Dimanche 18 janvier 2026
Je suis atterré par le constat que pour beaucoup de gens, gauchisme, autocratisme et impérialisme semblent si étrangers l'un à l'autre, alors que ce sont des quasi-synonymes.
Du nazisme au stalinisme ou au maoïsme, du poutinisme à Xi-Jin-Ping ou à Kim-Jong-Un, on n'a affaire qu'à du socialisme "normal" car le socialisme et son égalitarisme proclamés sont tout simplement contre-nature et ne peuvent se maintenir que par la violence (grèves, syndicats, manifestations, boycotts, dégradations, démagogismes, sabotages, désinformations, ...).
Socialo-gauchisme et totalitarisme sont synonymes !
Les humains ne sont pas égaux entre eux ; ils sont tous différents et ont le droit de l'être ; la seule méthode pour les rendre solidaires et fraternels, est la quête incessante des complémentarité et non des antagonismes.
Le socialo-gauchisme ne connaît que le triangle destructeur de l'entropie égalitariste qui tire tout vers le bas. Il est temps de changer de braquet et de pratiquer, obstinément, le triangle néguentropique (basé sur les différences comme base de la richesse collective) avec ses trois "moments" : chacun chez soi, l'organisation contractuelle et la fusion fraternelle.

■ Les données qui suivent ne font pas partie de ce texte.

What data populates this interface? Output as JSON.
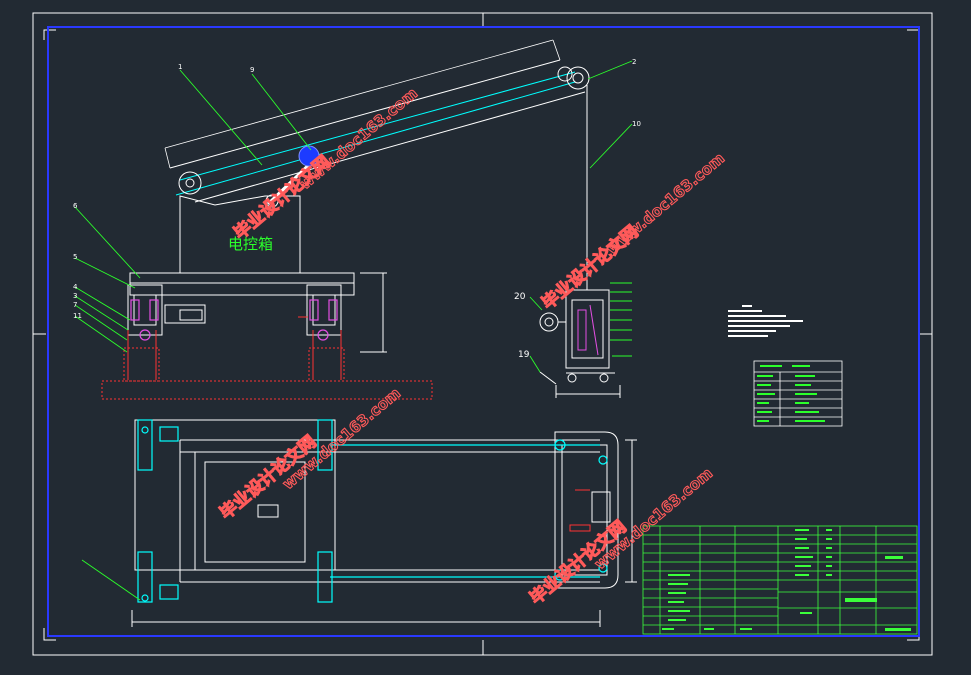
{
  "cad": {
    "colors": {
      "background": "#222a33",
      "frame": "#ffffff",
      "border": "#2a39ff",
      "geometry": "#ffffff",
      "centerline": "#00ffff",
      "leaders": "#2bff2b",
      "cut": "#ff3333",
      "hatch": "#ff3333",
      "parts": "#e34fe3",
      "motor": "#1d3bff",
      "table": "#3bff3b",
      "watermark": "#ff5a5a"
    },
    "control_box_label": "电控箱",
    "part_numbers": {
      "p1": "1",
      "p2": "2",
      "p3": "3",
      "p4": "4",
      "p5": "5",
      "p6": "6",
      "p7": "7",
      "p9": "9",
      "p10": "10",
      "p11": "11",
      "p19": "19",
      "p20": "20"
    },
    "watermarks": {
      "cn": "毕业设计论文网",
      "url": "www.doc163.com"
    }
  }
}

Sous prétexte de "défense" des malheureux, des exclus, des faibles, des pauvres, des défavorisés, des "précaires" (c'est le mot à la mode), ... le socialo-gauchisme pratique intensément le nivellement par le bas, la culpabilisation généralisée, la désinformation systématique, la castration des élites, la mauvaise foi insidieuse et culpabilisatrice.
Il est temps de proclamer haut et fort que n'est pauvre et malheureux que celui ou celle qui veut bien l'être (ou qui cherche à le feindre pour vivre de tous les assistanats).
Il faut se convaincre de cette équation simple : "assistanat égale assassinat".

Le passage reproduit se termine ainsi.